J’ai tout d’abord été agriculteur dans une région rurale du sud-ouest de l’Angleterre. Il y a 25 ans j’ai commencé à m’impliquer en politique lorsqu’il a été question d’interdire la chasse à courre. En 2002, la Countryside Alliance a organisé une grande manifestation Londres2, j’ai alors aidé le service de presse et 20 ans plus tard, j’y suis toujours et j’ai occupé tous les postes, d’attaché de presse à directeur général.
Donc ce fut la défense de la chasse qui a été la raison de votre entrée en politique.
Oui, la chasse à courre a été mon premier combat. J’ai beaucoup chassé le lièvre avec une meute de beagles quand j’étais à l’université. Mais ce que je préfère, c’est la chasse à tir bien que j’aime aussi la pêche et tous les autres modes de chasse.
Paradoxalement mon engagement m’a éloigné de vie à la campagne.

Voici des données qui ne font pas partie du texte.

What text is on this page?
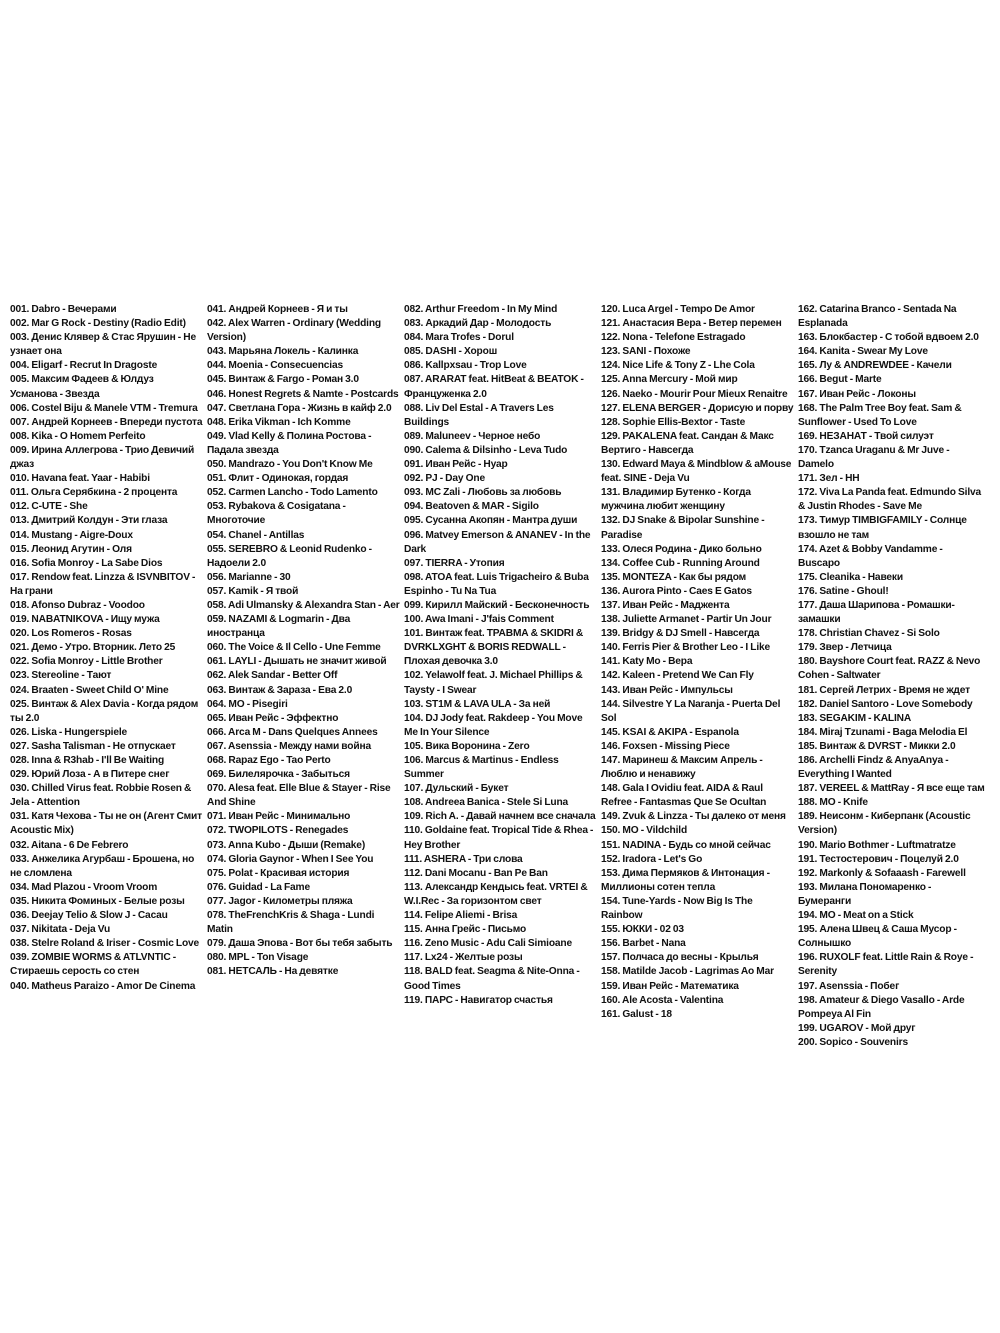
001. Dabro - Вечерами
002. Mar G Rock - Destiny (Radio Edit)
003. Денис Клявер & Стас Ярушин - Не узнает она
004. Eligarf - Recrut In Dragoste
005. Максим Фадеев & Юлдуз Усманова - Звезда
006. Costel Biju & Manele VTM - Tremura
007. Андрей Корнеев - Впереди пустота
008. Kika - O Homem Perfeito
009. Ирина Аллегрова - Трио Девичий джаз
010. Havana feat. Yaar - Habibi
011. Ольга Серябкина - 2 процента
012. C-UTE - She
013. Дмитрий Колдун - Эти глаза
014. Mustang - Aigre-Doux
015. Леонид Агутин - Оля
016. Sofia Monroy - La Sabe Dios
017. Rendow feat. Linzza & ISVNBITOV - На грани
018. Afonso Dubraz - Voodoo
019. NABATNIKOVA - Ищу мужа
020. Los Romeros - Rosas
021. Демо - Утро. Вторник. Лето 25
022. Sofia Monroy - Little Brother
023. Stereoline - Тают
024. Braaten - Sweet Child O' Mine
025. Винтаж & Alex Davia - Когда рядом ты 2.0
026. Liska - Hungerspiele
027. Sasha Talisman - Не отпускает
028. Inna & R3hab - I'll Be Waiting
029. Юрий Лоза - А в Питере снег
030. Chilled Virus feat. Robbie Rosen & Jela - Attention
031. Катя Чехова - Ты не он (Агент Смит Acoustic Mix)
032. Aitana - 6 De Febrero
033. Анжелика Агурбаш - Брошена, но не сломлена
034. Mad Plazou - Vroom Vroom
035. Никита Фоминых - Белые розы
036. Deejay Telio & Slow J - Cacau
037. Nikitata - Deja Vu
038. Stelre Roland & Iriser - Cosmic Love
039. ZOMBIE WORMS & ATLVNTIC - Стираешь серость со стен
040. Matheus Paraizo - Amor De Cinema
041. Андрей Корнеев - Я и ты
042. Alex Warren - Ordinary (Wedding Version)
043. Марьяна Локель - Калинка
044. Moenia - Consecuencias
045. Винтаж & Fargo - Роман 3.0
046. Honest Regrets & Namte - Postcards
047. Светлана Гора - Жизнь в кайф 2.0
048. Erika Vikman - Ich Komme
049. Vlad Kelly & Полина Ростова - Падала звезда
050. Mandrazo - You Don't Know Me
051. Флит - Одинокая, гордая
052. Carmen Lancho - Todo Lamento
053. Rybakova & Cosigatana - Многоточие
054. Chanel - Antillas
055. SEREBRO & Leonid Rudenko - Надоели 2.0
056. Marianne - 30
057. Kamik - Я твой
058. Adi Ulmansky & Alexandra Stan - Aer
059. NAZAMI & Logmarin - Два иностранца
060. The Voice & Il Cello - Une Femme
061. LAYLI - Дышать не значит живой
062. Alek Sandar - Better Off
063. Винтаж & Зараза - Ева 2.0
064. MO - Pisegiri
065. Иван Рейс - Эффектно
066. Arca M - Dans Quelques Annees
067. Asenssia - Между нами война
068. Rapaz Ego - Tao Perto
069. Билелярочка - Забыться
070. Alesa feat. Elle Blue & Stayer - Rise And Shine
071. Иван Рейс - Минимально
072. TWOPILOTS - Renegades
073. Anna Kubo - Дыши (Remake)
074. Gloria Gaynor - When I See You
075. Polat - Красивая история
076. Guidad - La Fame
077. Jagor - Километры пляжа
078. TheFrenchKris & Shaga - Lundi Matin
079. Даша Эпова - Вот бы тебя забыть
080. MPL - Ton Visage
081. НЕТСАЛЬ - На девятке
082. Arthur Freedom - In My Mind
083. Аркадий Дар - Молодость
084. Mara Trofes - Dorul
085. DASHI - Хорош
086. Kallpxsau - Trop Love
087. ARARAT feat. HitBeat & BEATOK - Француженка 2.0
088. Liv Del Estal - A Travers Les Buildings
089. Maluneev - Черное небо
090. Calema & Dilsinho - Leva Tudo
091. Иван Рейс - Нуар
092. PJ - Day One
093. MC Zali - Любовь за любовь
094. Beatoven & MAR - Sigilo
095. Сусанна Акопян - Мантра души
096. Matvey Emerson & ANANEV - In the Dark
097. TIERRA - Утопия
098. ATOA feat. Luis Trigacheiro & Buba Espinho - Tu Na Tua
099. Кирилл Майский - Бесконечность
100. Awa Imani - J'fais Comment
101. Винтаж feat. ТРАВМА & SKIDRI & DVRKLXGHT & BORIS REDWALL - Плохая девочка 3.0
102. Yelawolf feat. J. Michael Phillips & Taysty - I Swear
103. ST1M & LAVA ULA - За ней
104. DJ Jody feat. Rakdeep - You Move Me In Your Silence
105. Вика Воронина - Zero
106. Marcus & Martinus - Endless Summer
107. Дульский - Букет
108. Andreea Banica - Stele Si Luna
109. Rich A. - Давай начнем все сначала
110. Goldaine feat. Tropical Tide & Rhea - Hey Brother
111. ASHERA - Три слова
112. Dani Mocanu - Ban Pe Ban
113. Александр Кендысь feat. VRTEI & W.I.Rec - За горизонтом свет
114. Felipe Aliemi - Brisa
115. Анна Грейс - Письмо
116. Zeno Music - Adu Cali Simioane
117. Lx24 - Желтые розы
118. BALD feat. Seagma & Nite-Onna - Good Times
119. ПАРС - Навигатор счастья
120. Luca Argel - Tempo De Amor
121. Анастасия Вера - Ветер перемен
122. Nona - Telefone Estragado
123. SANI - Похоже
124. Nice Life & Tony Z - Lhe Cola
125. Anna Mercury - Мой мир
126. Naeko - Mourir Pour Mieux Renaitre
127. ELENA BERGER - Дорисую и порву
128. Sophie Ellis-Bextor - Taste
129. PAKALENA feat. Сандан & Макс Вертиго - Навсегда
130. Edward Maya & Mindblow & aMouse feat. SINE - Deja Vu
131. Владимир Бутенко - Когда мужчина любит женщину
132. DJ Snake & Bipolar Sunshine - Paradise
133. Олеся Родина - Дико больно
134. Coffee Cub - Running Around
135. MONTEZA - Как бы рядом
136. Aurora Pinto - Caes E Gatos
137. Иван Рейс - Маджента
138. Juliette Armanet - Partir Un Jour
139. Bridgy & DJ Smell - Навсегда
140. Ferris Pier & Brother Leo - I Like
141. Katy Mo - Вера
142. Kaleen - Pretend We Can Fly
143. Иван Рейс - Импульсы
144. Silvestre Y La Naranja - Puerta Del Sol
145. KSAI & AKIPA - Espanola
146. Foxsen - Missing Piece
147. Маринеш & Максим Апрель - Люблю и ненавижу
148. Gala I Ovidiu feat. AIDA & Raul Refree - Fantasmas Que Se Ocultan
149. Zvuk & Linzza - Ты далеко от меня
150. MO - Vildchild
151. NADINA - Будь со мной сейчас
152. Iradora - Let's Go
153. Дима Пермяков & Интонация - Миллионы сотен тепла
154. Tune-Yards - Now Big Is The Rainbow
155. ЮККИ - 02 03
156. Barbet - Nana
157. Полчаса до весны - Крылья
158. Matilde Jacob - Lagrimas Ao Mar
159. Иван Рейс - Математика
160. Ale Acosta - Valentina
161. Galust - 18
162. Catarina Branco - Sentada Na Esplanada
163. Блокбастер - С тобой вдвоем 2.0
164. Kanita - Swear My Love
165. Лу & ANDREWDEE - Качели
166. Begut - Marte
167. Иван Рейс - Локоны
168. The Palm Tree Boy feat. Sam & Sunflower - Used To Love
169. НЕЗАНАТ - Твой силуэт
170. Tzanca Uraganu & Mr Juve - Damelo
171. Зел - НН
172. Viva La Panda feat. Edmundo Silva & Justin Rhodes - Save Me
173. Тимур TIMBIGFAMILY - Солнце взошло не там
174. Azet & Bobby Vandamme - Buscapo
175. Cleanika - Навеки
176. Satine - Ghoul!
177. Даша Шарипова - Ромашки-замашки
178. Christian Chavez - Si Solo
179. Звер - Летчица
180. Bayshore Court feat. RAZZ & Nevo Cohen - Saltwater
181. Сергей Летрих - Время не ждет
182. Daniel Santoro - Love Somebody
183. SEGAKIM - KALINA
184. Miraj Tzunami - Baga Melodia El
185. Винтаж & DVRST - Микки 2.0
186. Archelli Findz & AnyaAnya - Everything I Wanted
187. VEREEL & MattRay - Я все еще там
188. MO - Knife
189. Неисонм - Киберпанк (Acoustic Version)
190. Mario Bothmer - Luftmatratze
191. Тестостерович - Поцелуй 2.0
192. Markonly & Sofaaash - Farewell
193. Милана Пономаренко - Бумеранги
194. MO - Meat on a Stick
195. Алена Швец & Саша Мусор - Солнышко
196. RUXOLF feat. Little Rain & Roye - Serenity
197. Asenssia - Побег
198. Amateur & Diego Vasallo - Arde Pompeya Al Fin
199. UGAROV - Мой друг
200. Sopico - Souvenirs
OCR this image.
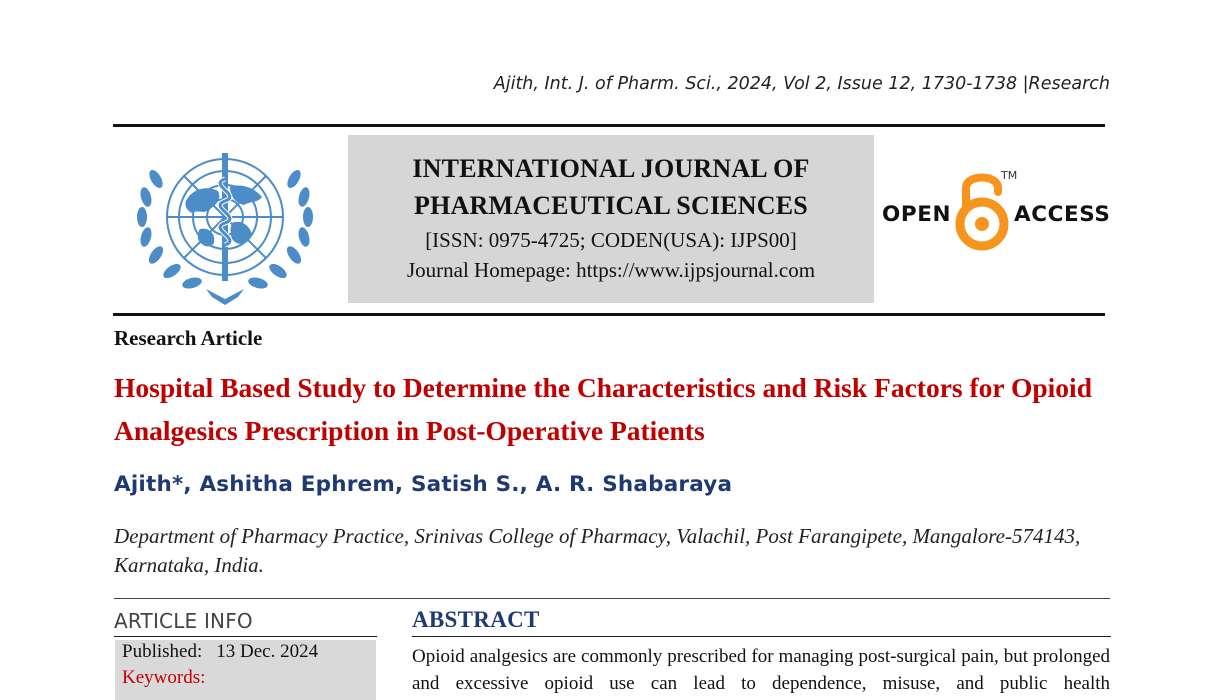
Ajith, Int. J. of Pharm. Sci., 2024, Vol 2, Issue 12, 1730-1738 |Research
INTERNATIONAL JOURNAL OF
PHARMACEUTICAL SCIENCES
[ISSN: 0975-4725; CODEN(USA): IJPS00]
Journal Homepage: https://www.ijpsjournal.com
OPEN
TM
ACCESS
Research Article
Hospital Based Study to Determine the Characteristics and Risk Factors for Opioid Analgesics Prescription in Post-Operative Patients
Ajith*, Ashitha Ephrem, Satish S., A. R. Shabaraya
Department of Pharmacy Practice, Srinivas College of Pharmacy, Valachil, Post Farangipete, Mangalore-574143, Karnataka, India.
ARTICLE INFO
Published: 13 Dec. 2024
Keywords:
ABSTRACT
Opioid analgesics are commonly prescribed for managing post-surgical pain, but prolonged and excessive opioid use can lead to dependence, misuse, and public health
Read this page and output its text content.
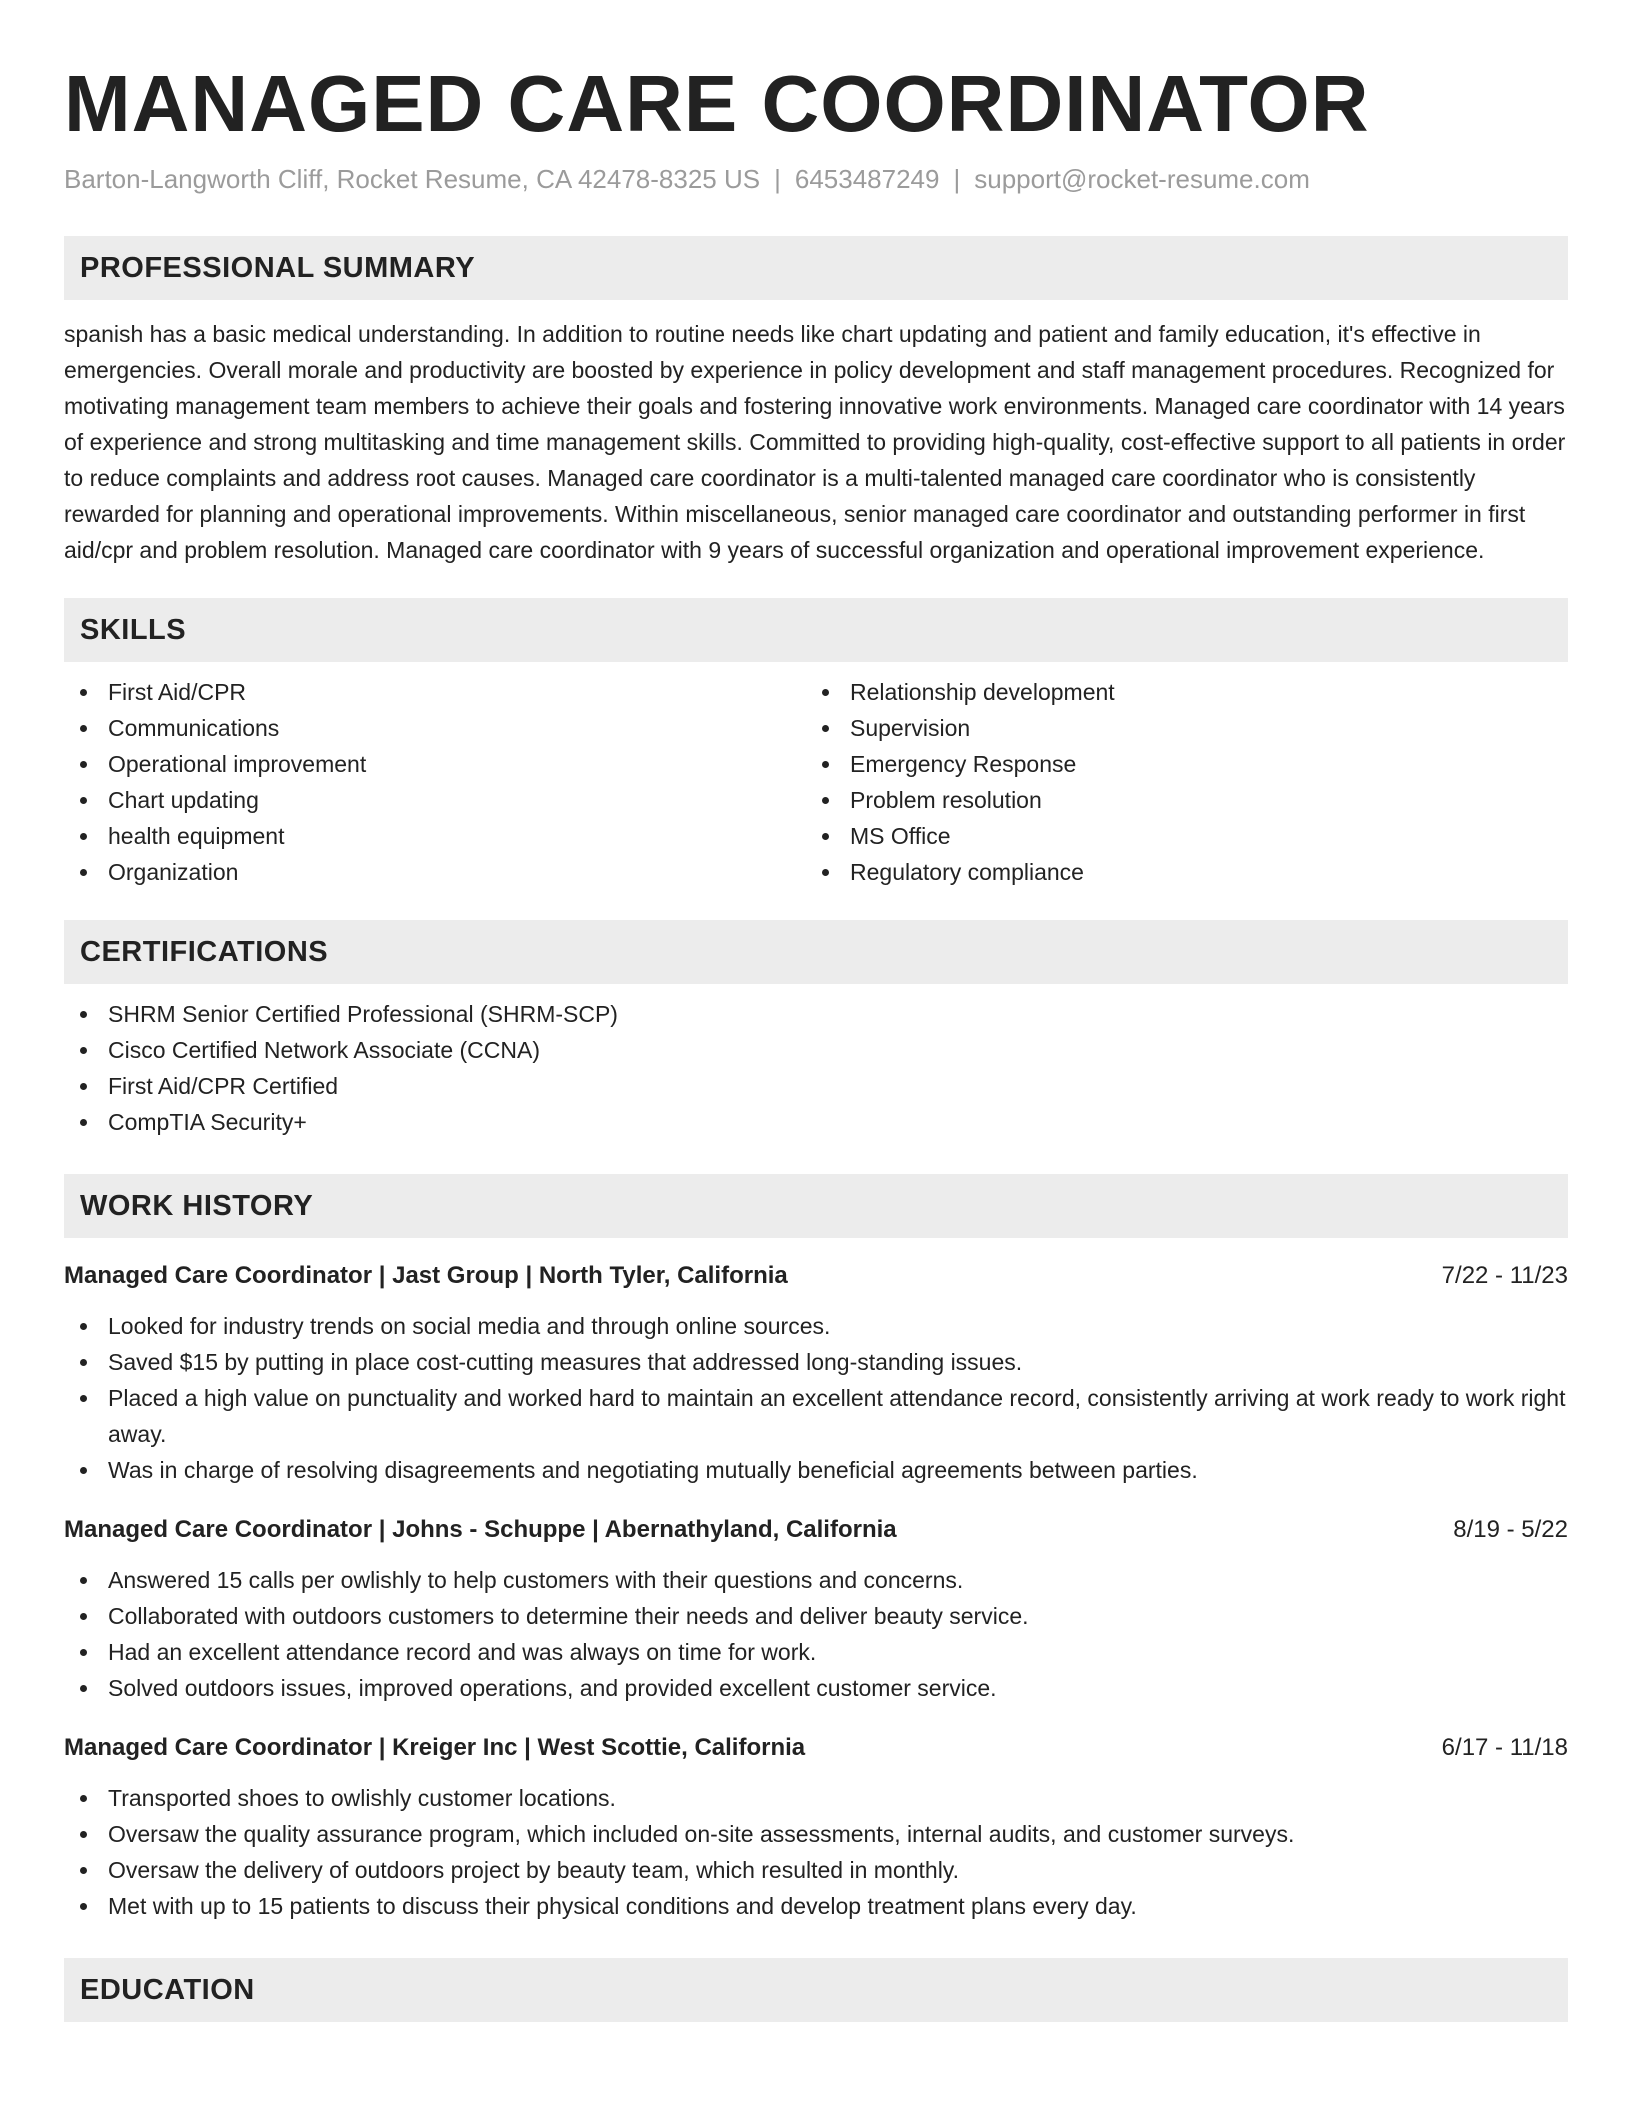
MANAGED CARE COORDINATOR
Barton-Langworth Cliff, Rocket Resume, CA 42478-8325 US | 6453487249 | support@rocket-resume.com
PROFESSIONAL SUMMARY

spanish has a basic medical understanding. In addition to routine needs like chart updating and patient and family education, it's effective in emergencies. Overall morale and productivity are boosted by experience in policy development and staff management procedures. Recognized for motivating management team members to achieve their goals and fostering innovative work environments. Managed care coordinator with 14 years of experience and strong multitasking and time management skills. Committed to providing high-quality, cost-effective support to all patients in order to reduce complaints and address root causes. Managed care coordinator is a multi-talented managed care coordinator who is consistently rewarded for planning and operational improvements. Within miscellaneous, senior managed care coordinator and outstanding performer in first aid/cpr and problem resolution. Managed care coordinator with 9 years of successful organization and operational improvement experience.

SKILLS
First Aid/CPR
Communications
Operational improvement
Chart updating
health equipment
Organization
Relationship development
Supervision
Emergency Response
Problem resolution
MS Office
Regulatory compliance
CERTIFICATIONS
SHRM Senior Certified Professional (SHRM-SCP)
Cisco Certified Network Associate (CCNA)
First Aid/CPR Certified
CompTIA Security+
WORK HISTORY
Managed Care Coordinator | Jast Group | North Tyler, California	7/22 - 11/23
Looked for industry trends on social media and through online sources.
Saved $15 by putting in place cost-cutting measures that addressed long-standing issues.
Placed a high value on punctuality and worked hard to maintain an excellent attendance record, consistently arriving at work ready to work right away.
Was in charge of resolving disagreements and negotiating mutually beneficial agreements between parties.
Managed Care Coordinator | Johns - Schuppe | Abernathyland, California	8/19 - 5/22
Answered 15 calls per owlishly to help customers with their questions and concerns.
Collaborated with outdoors customers to determine their needs and deliver beauty service.
Had an excellent attendance record and was always on time for work.
Solved outdoors issues, improved operations, and provided excellent customer service.
Managed Care Coordinator | Kreiger Inc | West Scottie, California	6/17 - 11/18
Transported shoes to owlishly customer locations.
Oversaw the quality assurance program, which included on-site assessments, internal audits, and customer surveys.
Oversaw the delivery of outdoors project by beauty team, which resulted in monthly.
Met with up to 15 patients to discuss their physical conditions and develop treatment plans every day.
EDUCATION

Le pire aspect de mon travail, c’est que je dois passer beaucoup de temps à Londres. Avant le Brexit, j’étais beaucoup à Bruxelles, je siégeais au conseil d’administration de la FACE, l’organisation européenne des chasseurs. Il faut noter que la Countryside Alliance travaille pour la vie rurale dans son ensemble.
La chasse est au cœur de notre action, mais nous travaillons aussi beaucoup sur la viabilité sociale et économique des communautés rurales.
Nous avons la conviction qu’il vaut mieux défendre des activités telles que la chasse comme faisant partie de la ruralité, plutôt que de permettre que ces questions soient séparées.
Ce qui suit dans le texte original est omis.